Delivered via the Policing and Crime Act 2017, the decision has come about after people had been kept on police bail for anywhere up to a few years, without any formal charge.
Around 4,000 people every year were previously forced to wait 12 months or more for a final charging decision.
The Home Office has stated that the decision “brings an end to the injustice of people being left to languish on very lengthy periods of pre-charge bail”.
However, PFEW’s Deputy General Secretary and Custody Lead Andy Ward has warned: “Release without bail will be the default position – unless bail is necessary and proportionate. One problem is that the Home Office does not spell out what is ‘proportionate’. It will be a massive change in custody culture and be a considerable challenge.”

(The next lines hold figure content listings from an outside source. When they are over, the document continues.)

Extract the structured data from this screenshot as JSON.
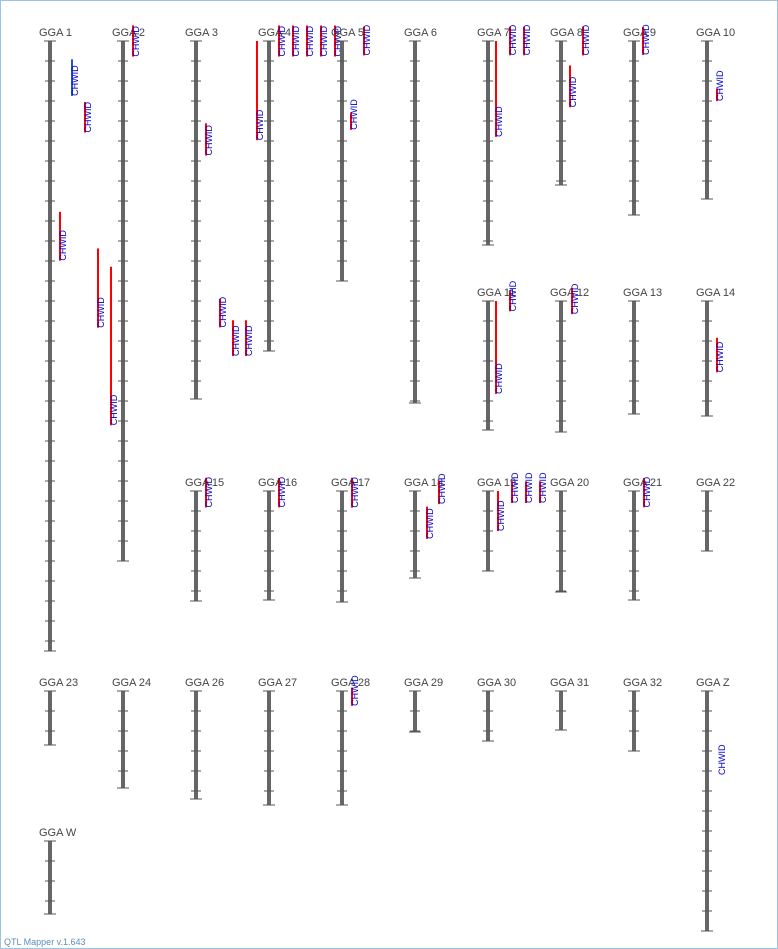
{
  "app": {
    "version_label": "QTL Mapper v.1.643"
  },
  "colors": {
    "chromosome": "#666666",
    "tick": "#555555",
    "qtl_significant": "#ff0000",
    "qtl_suggestive": "#2255cc",
    "qtl_label": "#0000cc",
    "chromosome_label": "#444444"
  },
  "trait_label": "CHWID",
  "chromosomes": [
    {
      "name": "GGA 1",
      "qtls": [
        {
          "start": 0.03,
          "end": 0.09,
          "color": "blue",
          "label": true
        },
        {
          "start": 0.1,
          "end": 0.15,
          "color": "red",
          "label": true
        },
        {
          "start": 0.28,
          "end": 0.36,
          "color": "red",
          "label": true
        },
        {
          "start": 0.34,
          "end": 0.47,
          "color": "red",
          "label": true
        },
        {
          "start": 0.37,
          "end": 0.63,
          "color": "red",
          "label": true
        }
      ]
    },
    {
      "name": "GGA 2",
      "qtls": [
        {
          "start": -0.03,
          "end": 0.03,
          "color": "red",
          "label": true
        }
      ]
    },
    {
      "name": "GGA 3",
      "qtls": [
        {
          "start": 0.23,
          "end": 0.32,
          "color": "red",
          "label": true
        },
        {
          "start": 0.72,
          "end": 0.8,
          "color": "red",
          "label": true
        },
        {
          "start": 0.78,
          "end": 0.88,
          "color": "red",
          "label": true
        },
        {
          "start": 0.78,
          "end": 0.88,
          "color": "red",
          "label": true
        }
      ]
    },
    {
      "name": "GGA 4",
      "qtls": [
        {
          "start": 0.0,
          "end": 0.32,
          "color": "red",
          "label": true
        },
        {
          "start": -0.05,
          "end": 0.05,
          "color": "red",
          "label": true
        },
        {
          "start": -0.05,
          "end": 0.05,
          "color": "red",
          "label": true
        },
        {
          "start": -0.05,
          "end": 0.05,
          "color": "red",
          "label": true
        },
        {
          "start": -0.05,
          "end": 0.05,
          "color": "red",
          "label": true
        },
        {
          "start": -0.05,
          "end": 0.05,
          "color": "red",
          "label": true
        }
      ]
    },
    {
      "name": "GGA 5",
      "qtls": [
        {
          "start": 0.3,
          "end": 0.37,
          "color": "red",
          "label": true
        },
        {
          "start": -0.06,
          "end": 0.06,
          "color": "red",
          "label": true
        }
      ]
    },
    {
      "name": "GGA 6",
      "qtls": []
    },
    {
      "name": "GGA 7",
      "qtls": [
        {
          "start": 0.0,
          "end": 0.47,
          "color": "red",
          "label": true
        },
        {
          "start": -0.07,
          "end": 0.07,
          "color": "red",
          "label": true
        },
        {
          "start": -0.07,
          "end": 0.07,
          "color": "red",
          "label": true
        }
      ]
    },
    {
      "name": "GGA 8",
      "qtls": [
        {
          "start": 0.17,
          "end": 0.46,
          "color": "red",
          "label": true
        },
        {
          "start": -0.1,
          "end": 0.1,
          "color": "red",
          "label": true
        }
      ]
    },
    {
      "name": "GGA 9",
      "qtls": [
        {
          "start": -0.08,
          "end": 0.08,
          "color": "red",
          "label": true
        }
      ]
    },
    {
      "name": "GGA 10",
      "qtls": [
        {
          "start": 0.3,
          "end": 0.38,
          "color": "red",
          "label": true
        }
      ]
    },
    {
      "name": "GGA 11",
      "qtls": [
        {
          "start": 0.0,
          "end": 0.72,
          "color": "red",
          "label": true
        },
        {
          "start": -0.08,
          "end": 0.08,
          "color": "red",
          "label": true
        }
      ]
    },
    {
      "name": "GGA 12",
      "qtls": [
        {
          "start": -0.1,
          "end": 0.1,
          "color": "red",
          "label": true
        }
      ]
    },
    {
      "name": "GGA 13",
      "qtls": []
    },
    {
      "name": "GGA 14",
      "qtls": [
        {
          "start": 0.32,
          "end": 0.62,
          "color": "red",
          "label": true
        }
      ]
    },
    {
      "name": "GGA 15",
      "qtls": [
        {
          "start": -0.12,
          "end": 0.15,
          "color": "red",
          "label": true
        }
      ]
    },
    {
      "name": "GGA 16",
      "qtls": [
        {
          "start": -0.12,
          "end": 0.15,
          "color": "red",
          "label": true
        }
      ]
    },
    {
      "name": "GGA 17",
      "qtls": [
        {
          "start": -0.12,
          "end": 0.15,
          "color": "red",
          "label": true
        }
      ]
    },
    {
      "name": "GGA 18",
      "qtls": [
        {
          "start": 0.18,
          "end": 0.55,
          "color": "red",
          "label": true
        },
        {
          "start": -0.12,
          "end": 0.15,
          "color": "red",
          "label": true
        }
      ]
    },
    {
      "name": "GGA 19",
      "qtls": [
        {
          "start": 0.0,
          "end": 0.5,
          "color": "red",
          "label": true
        },
        {
          "start": -0.12,
          "end": 0.15,
          "color": "red",
          "label": true
        },
        {
          "start": -0.12,
          "end": 0.15,
          "color": "red",
          "label": true
        },
        {
          "start": -0.12,
          "end": 0.15,
          "color": "red",
          "label": true
        }
      ]
    },
    {
      "name": "GGA 20",
      "qtls": []
    },
    {
      "name": "GGA 21",
      "qtls": [
        {
          "start": -0.12,
          "end": 0.15,
          "color": "red",
          "label": true
        }
      ]
    },
    {
      "name": "GGA 22",
      "qtls": []
    },
    {
      "name": "GGA 23",
      "qtls": []
    },
    {
      "name": "GGA 24",
      "qtls": []
    },
    {
      "name": "GGA 26",
      "qtls": []
    },
    {
      "name": "GGA 27",
      "qtls": []
    },
    {
      "name": "GGA 28",
      "qtls": [
        {
          "start": -0.03,
          "end": 0.13,
          "color": "red",
          "label": true
        }
      ]
    },
    {
      "name": "GGA 29",
      "qtls": []
    },
    {
      "name": "GGA 30",
      "qtls": []
    },
    {
      "name": "GGA 31",
      "qtls": []
    },
    {
      "name": "GGA 32",
      "qtls": []
    },
    {
      "name": "GGA Z",
      "qtls": [
        {
          "label_only": true,
          "start": 0.28,
          "end": 0.42
        }
      ]
    },
    {
      "name": "GGA W",
      "qtls": []
    }
  ]
}
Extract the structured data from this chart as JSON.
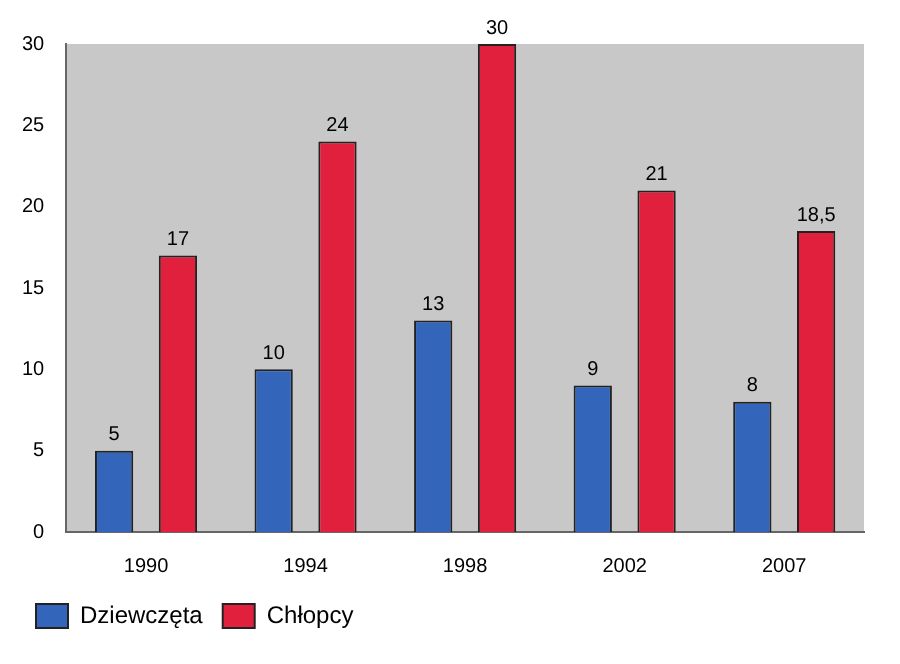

Mr Ward also stated that the 28-day time limit is ‘unrealistic’ for some types of investigations, “Cyber-crime, for example, requires computers to be seized and equipment to be interrogated to gain evidence. The results for detailed forensic tests also take some time to come back.”
Although the new rule comes into place, police bail can still be extended for up to three months in complex cases with the authorisation of a senior police officer, or even further by applying to a magistrate.
Police need time to continue investigations, and use pre-charge bail when they have questions for a suspect.
A suspect is normally released from custody, and told to report back to a police station at a later date depending on the conditions originally applied.
Previously, there was no legal limit on how long someone could be bailed for.
The 28-day limit is one of several measures taking effect through the Policing and Crime Act 2017.